INSABI – The Institute of Health for Well-being (to use its acronym in English), has been a common topic of discussion amongst the Expat community from its inception, and social media has been a source of reliable information but also a lot of inaccuracies regarding this system.
INSABI has been described as a free healthcare system by some, whereas others believe it provides coverage through private hospitals and doctors. Of course, some people also choose to believe it is a program for every single condition and circumstance. And while INSABI is in fact free, it’s important to know the scope of its coverage and its conditions. Users of the system should be clear about its remit in advance of needing assistance.
Before we talk about INSABI in more detail, we need to go back in time to 2003 when Seguro Popular was born. In 2003 the president of Mexico Vicente Fox Quesada created Seguro Popular. This healthcare system was designed originally to provide healthcare to the Mexican community living in extreme poverty, or with such limited resources that even a 40 USD doctors visit would be a financial challenge.
Seguro Popular had such an affordable enrollment fee that it was practically free. In 2019 the government began a review of that system and after modifications it was renamed INSABI in January of 2020.
We have received hundreds of questions about this system such as how to enroll and what it offers. This article provides a summary of everything you should consider about INSABI, and we hope it will give you the information you need if you’re planning on applying for it.
There is no cost to enroll in INSABI.
That’s right, enrollment is completely free.
It is funded by government resources
Unlike IMSS or ISSSTE, INSABI is not funded by the taxes of Mexican employees and corporations whereby a portion of the taxes of every employee and company in Mexico go towards those healthcare systems. INSABI is a system partially funded by government resources, NPO’s, and private companies from different industries and individuals that donate all kinds of things, i.e. toilet paper, sheets, towels, soap, clothes, pillows, diapers, water, food, etc.*
No underwriting process
Not everything is covered
This is one of the most common misconceptions people have. INSABI does NOT cover all conditions and the more serious medical conditions are not 100% covered. Cancer, heart attacks, cardiovascular failure, diabetes, Hepatitis-C, major surgeries and long-term treatments are among the things that INSABI does not fully cover. There is no complete list of conditions that INSABI will not cover because the judgement is determined based on the individual’s medical condition and the severity of it.
It is well known that users of this system have to cover between 40-60% of the cost for major conditions, and that expensive medication is not provided by INSABI.
No age limit to enroll
So far, no age limit has been established to apply for INSABI though that may change in the future as it’s still a program under evaluation.
Location of residence is a factor in qualifying
In some areas of Mexico, the neighborhood where you live would be a determining factor to qualify. Why? The reason is INSABI is still meant for the poorer communities in Mexico.
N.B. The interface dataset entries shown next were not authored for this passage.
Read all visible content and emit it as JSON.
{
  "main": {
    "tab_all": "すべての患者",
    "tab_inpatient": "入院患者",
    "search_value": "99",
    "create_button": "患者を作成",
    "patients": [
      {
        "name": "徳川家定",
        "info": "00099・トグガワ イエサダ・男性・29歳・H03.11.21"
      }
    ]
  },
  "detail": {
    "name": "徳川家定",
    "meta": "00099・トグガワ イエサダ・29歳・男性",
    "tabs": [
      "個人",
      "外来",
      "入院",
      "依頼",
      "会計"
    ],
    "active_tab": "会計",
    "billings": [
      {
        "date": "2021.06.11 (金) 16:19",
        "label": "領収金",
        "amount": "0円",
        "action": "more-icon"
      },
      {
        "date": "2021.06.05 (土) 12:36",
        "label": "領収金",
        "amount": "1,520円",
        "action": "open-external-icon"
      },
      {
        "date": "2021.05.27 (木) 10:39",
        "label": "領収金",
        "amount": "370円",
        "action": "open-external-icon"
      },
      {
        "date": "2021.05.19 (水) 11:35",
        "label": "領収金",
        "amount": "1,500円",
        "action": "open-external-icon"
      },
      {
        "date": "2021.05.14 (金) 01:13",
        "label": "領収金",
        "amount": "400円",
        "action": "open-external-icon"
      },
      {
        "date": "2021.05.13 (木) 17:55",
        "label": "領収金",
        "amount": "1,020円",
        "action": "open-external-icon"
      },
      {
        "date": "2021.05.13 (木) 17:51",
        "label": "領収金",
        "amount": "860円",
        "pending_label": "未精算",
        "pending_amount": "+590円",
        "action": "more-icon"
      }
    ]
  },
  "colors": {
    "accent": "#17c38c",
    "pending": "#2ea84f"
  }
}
If you live in a middle class, upper middle- or high-class area you may not be considered as someone that is in need of this system since you could afford IMSS or private insurance.
You need to be a resident of Mexico to qualify, and need to bring your CURP and ID to the INSABI facilities for enrollment.
You are assigned to a specific clinic
Unlike private healthcare, with INSABI you cannot choose the facility where you would like to be treated. They will assign a clinic where you will be seen by your GP, and it’s usually only one clinic or small hospital per city.
Private hospitals are NOT covered by INSABI.
Not all medicines are available.
As stated at the beginning of our article, most medicines for major conditions are not provided by INSABI.
If hospitalized, a friend or family member must be with you
INSABI does not provide 24/7 nurse care nor a nurse per patient but rather one nurse for a group of people. Therefore, if you require hospitalization, you’ll need people to be with you at all times to change your clothes, bath you, feed you and take you to the bathroom.
INSABI does not have private rooms
Usually large rooms with space for 6 patients is available under this system, each bed divided by a slide curtain. Service providers do try to have separate rooms for male patients and female patients, although during crisis such as the current pandemic that may not be the case.
Toilet paper, soap, towels, etc. are NOT provided at the facilities
In addition, you will be responsible for washing your clothes with the support of whoever is accompanying you during your illness/treatment.
No services are provided in English
If you need to enroll or will receive treatment of any kind please know that all applications, reports and feedback will be provided in Spanish so you will need to bring a translator with you unless you are bi-lingual.
Consultations with specialists must be approved by a GP first
This is the rule of thumb with all public healthcare sectors of Mexico. You cannot see a specialist unless approved by a general physician first.
INSABI does not own hospitals
Most INSABI hospitals are rented from private owners or other government divisions, and later equipped by INSABI.
There are no waiting periods for minor treatments
The INSABI system does not have waiting periods as do private health care policies or the IMSS, so in theory assistance even for more serious conditions can be attended to immediately. However due to it being a public health system, (having usually only one hospital per city) even if needing emergency attention, you could encounter long delays.
In addition, if it’s a major health challenge there will be a long waiting list for treatment. For example, if you needed treatment for a heart condition, stroke, cancer, etc. depending on the city and type of treatment required that waiting list could be days, weeks or months.